Before you lose interests to read on (because you don’t know or care about polymer or diffusion or surface or all of them), please picture yourself walking around in your own apartment. Let me ask you where you walk faster, on the kitchen floor tile, or the bedroom carpet? You might wonder what a trivial question I walk at more or less the same speed! OK. Now you leave your apartment and walk to your lab. I will time you. First, you take the sidewalk, five minutes. Next, evil and omnipotent as I am, I will put a hill on your way. Now you have to climb over it to get to the lab. I won’t be too surprised if it takes you longer.

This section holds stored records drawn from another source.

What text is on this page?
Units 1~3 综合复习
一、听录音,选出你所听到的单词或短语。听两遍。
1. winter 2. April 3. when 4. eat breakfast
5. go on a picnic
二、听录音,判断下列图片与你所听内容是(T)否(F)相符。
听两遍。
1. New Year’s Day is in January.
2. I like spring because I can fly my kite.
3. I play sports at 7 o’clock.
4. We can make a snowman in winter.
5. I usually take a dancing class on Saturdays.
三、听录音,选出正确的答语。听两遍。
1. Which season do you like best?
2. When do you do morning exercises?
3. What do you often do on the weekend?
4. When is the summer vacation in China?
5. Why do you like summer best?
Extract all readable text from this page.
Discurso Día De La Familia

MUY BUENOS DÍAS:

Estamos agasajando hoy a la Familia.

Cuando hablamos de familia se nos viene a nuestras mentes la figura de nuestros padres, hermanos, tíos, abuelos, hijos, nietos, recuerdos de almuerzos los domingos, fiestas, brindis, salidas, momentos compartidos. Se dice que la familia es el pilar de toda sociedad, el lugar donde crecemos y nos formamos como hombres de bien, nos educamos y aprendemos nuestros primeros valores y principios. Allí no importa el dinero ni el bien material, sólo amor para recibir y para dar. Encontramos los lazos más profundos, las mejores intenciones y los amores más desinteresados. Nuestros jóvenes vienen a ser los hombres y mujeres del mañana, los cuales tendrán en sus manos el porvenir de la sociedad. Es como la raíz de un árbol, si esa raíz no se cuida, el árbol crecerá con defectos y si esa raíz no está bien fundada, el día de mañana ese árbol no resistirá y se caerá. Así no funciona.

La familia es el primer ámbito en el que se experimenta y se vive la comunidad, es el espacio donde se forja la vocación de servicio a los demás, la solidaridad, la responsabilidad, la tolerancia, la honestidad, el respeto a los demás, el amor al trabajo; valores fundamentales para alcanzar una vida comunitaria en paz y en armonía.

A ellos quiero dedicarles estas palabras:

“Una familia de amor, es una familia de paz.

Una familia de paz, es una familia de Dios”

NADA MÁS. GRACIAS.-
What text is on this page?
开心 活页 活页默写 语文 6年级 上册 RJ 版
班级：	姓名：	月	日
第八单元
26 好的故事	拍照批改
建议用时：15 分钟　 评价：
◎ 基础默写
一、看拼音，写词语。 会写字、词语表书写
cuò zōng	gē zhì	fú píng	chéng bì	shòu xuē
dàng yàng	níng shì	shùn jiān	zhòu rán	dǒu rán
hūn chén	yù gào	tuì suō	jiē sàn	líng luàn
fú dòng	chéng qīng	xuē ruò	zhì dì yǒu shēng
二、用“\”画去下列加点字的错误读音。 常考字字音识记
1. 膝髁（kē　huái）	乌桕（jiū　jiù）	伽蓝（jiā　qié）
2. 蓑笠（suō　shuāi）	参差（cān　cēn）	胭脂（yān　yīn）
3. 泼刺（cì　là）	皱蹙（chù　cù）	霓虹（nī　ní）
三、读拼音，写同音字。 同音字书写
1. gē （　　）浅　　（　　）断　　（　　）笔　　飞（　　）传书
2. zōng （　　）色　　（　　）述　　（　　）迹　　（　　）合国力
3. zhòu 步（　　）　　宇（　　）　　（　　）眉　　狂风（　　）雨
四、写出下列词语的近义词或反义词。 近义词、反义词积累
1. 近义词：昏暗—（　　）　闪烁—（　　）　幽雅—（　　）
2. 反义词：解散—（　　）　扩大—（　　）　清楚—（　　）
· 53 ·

You might take these scenarios for granted. But can you imagine if you were the size of an ant, the bedroom carpet became endless hills that had to be climbed? Or if you were as tall as maybe Mt. Everest, you wouldn’t even notice there was a hill in your way as you pass it. So, the relative size matters! For polymers moving on a surface, my labmate Janet Wong recently shows us that relative length scale matters too. Long and short polymer chains feel the different roughness for the same surface. One thing I hope to do is to be more quantitative on this.
The story can be more complex. To give you some flavor, when put in a solvent, do polymer chains swim near the surface but not touch it, or they crawl on a surface as if many feet are touching the ground? Is the ground sticky? What do they look like? A messy coil, a stretched long chain, or a rigid rod…
[offscreen]: She is still at the early stage of teaching her polymer pets to behave. It will probably take just a few more years before she really starts to get down to asking these questions. But she is trying.